Hamburg - Die europäischen Tageszeitungen beschäftigen sich am Tag nach der Vergabe der EM-Endrunde 2012 an Polen und die Ukraine besonders mit der politischen Dimension dieser Entscheidung und der Rolle von UEFA-Präsident Michel Platini bei der Wahl.
UKRAINE:
Delo (Kiew): Bis zum Jahr 2012 muss die Ukraine noch sehr viele Aufgaben bewältigen.
Donbass (Donezk): Das ist einfach nur fantastisch.
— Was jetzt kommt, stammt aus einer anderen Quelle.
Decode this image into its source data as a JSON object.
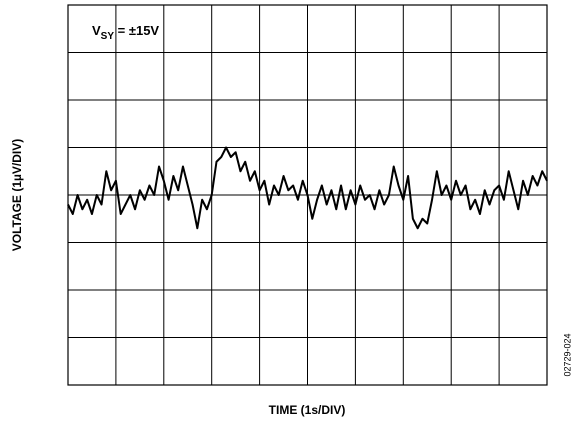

UEFA-Präsident Michel Platini hat Wort gehalten.
Den (Kiew): Vielleicht wird man irgendwann sagen können, dass die Entscheidung über den Austragungsort der Europameisterschaft 2012 der Ukraine den Weg nach Europa freigemacht hat. Es kann gut sein, dass die Ukraine in fünf Jahren so nah an Europa herangerückt ist, dass die Aufnahme in die EU nur noch eine technische Angelegenheit ist.
ITALIEN:
La Gazzetta dello Sport: Italien ist auf den Arm genommen worden.
DÄNEMARK:
Politiken: Die UEFA hat nun wirklich das Tor nach Osteuropa aufgestoßen. Aber weder Polen noch die Ukraine haben die nötige Infrastruktur. Und sind noch sehr weit entfernt davon.
SPANIEN:
El Mundo: Europas Fußball blickt in den Osten. Die Entscheidung passt zur Linie von UEFA-Präsident Michel Platini, der die Präsenz der großen Vereine und der Champions League reduzieren und den kleineren Fußballnationen mehr Geltung verschaffen will.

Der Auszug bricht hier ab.